Nog tijdens de coup werd de Militaire Raad opgericht, een noodregering waarin de leiders van de coup zaten, die Gamsachoerdia op 2 januari 1991 uit zijn functie zette.[10] Op 6 januari wist Gamsachoerdia uit de bunker onder het parlement weg te komen, waar hij sinds het begin van de coup opgesloten zat, en vluchtte met tientallen aanhangers richting Armenië.[11][12] Negen dagen later werd hij naar Tsjetsjenië gevlogen, omdat Armenië de relaties met de nieuwe machthebbers in Tbilisi niet op het spel wilde zetten.[13]

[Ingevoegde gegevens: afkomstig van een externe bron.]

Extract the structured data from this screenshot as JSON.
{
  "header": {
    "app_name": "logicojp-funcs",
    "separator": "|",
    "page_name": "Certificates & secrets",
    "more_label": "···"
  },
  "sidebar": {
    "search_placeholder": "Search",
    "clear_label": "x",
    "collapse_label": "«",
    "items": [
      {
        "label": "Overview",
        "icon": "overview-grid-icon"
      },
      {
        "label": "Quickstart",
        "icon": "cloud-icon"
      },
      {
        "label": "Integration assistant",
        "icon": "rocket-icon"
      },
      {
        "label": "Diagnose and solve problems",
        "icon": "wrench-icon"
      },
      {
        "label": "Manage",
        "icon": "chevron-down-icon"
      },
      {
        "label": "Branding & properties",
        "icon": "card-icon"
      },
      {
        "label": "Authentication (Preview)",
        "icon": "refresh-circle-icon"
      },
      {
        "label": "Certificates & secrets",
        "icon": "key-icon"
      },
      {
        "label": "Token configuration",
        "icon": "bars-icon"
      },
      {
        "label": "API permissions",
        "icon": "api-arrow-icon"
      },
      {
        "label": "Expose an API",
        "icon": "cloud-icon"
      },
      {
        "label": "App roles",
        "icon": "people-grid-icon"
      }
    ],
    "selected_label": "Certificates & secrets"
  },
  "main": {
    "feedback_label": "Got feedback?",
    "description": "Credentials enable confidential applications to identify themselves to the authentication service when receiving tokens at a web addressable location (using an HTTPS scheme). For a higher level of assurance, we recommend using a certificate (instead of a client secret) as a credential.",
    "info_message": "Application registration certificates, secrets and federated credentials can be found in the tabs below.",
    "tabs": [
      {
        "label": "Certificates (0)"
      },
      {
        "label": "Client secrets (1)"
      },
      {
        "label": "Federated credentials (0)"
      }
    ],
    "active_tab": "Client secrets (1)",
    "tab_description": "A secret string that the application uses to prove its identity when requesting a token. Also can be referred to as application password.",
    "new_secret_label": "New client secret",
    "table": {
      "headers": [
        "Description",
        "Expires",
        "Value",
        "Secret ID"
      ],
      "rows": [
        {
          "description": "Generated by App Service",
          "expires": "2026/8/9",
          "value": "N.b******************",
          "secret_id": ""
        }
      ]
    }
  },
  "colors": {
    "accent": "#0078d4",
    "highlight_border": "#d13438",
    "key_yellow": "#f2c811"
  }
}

Verzet[bewerken | brontekst bewerken]

Sigoea werd waarnemend premier en het parlement werd buiten werking gesteld. Na verschillende gesprekken wisten de coupplegers de voormalige Sovjet-buitenlandminister Edoeard Sjevardnadze te overtuigen naar zijn Georgië terug te keren om de democratie te herstellen. Sjevardnadze ging de tijdelijke Staatsraad leiden en bereidde het land voor op nieuwe parlementsverkiezingen. Het presidentschap werd tijdelijk afgeschaft om na de introductie van een nieuwe grondwet in 1995 opnieuw ingevoerd te worden met een verkiezing. Gamsachoerdia legde zich intussen niet neer bij de coup en claimde in ballingschap de legitieme leider van Georgië te zijn. In 1993 keerde hij terug in Georgië en trok vanuit zijn basis in Mingrelië in een gewapende rebellie met zijn militante aanhang ten strijde tegen Sjevardnadze. Op oudjaarsdag 1993 overleed Gamsachoerdia onder nooit opgehelderde omstandigheden.[14]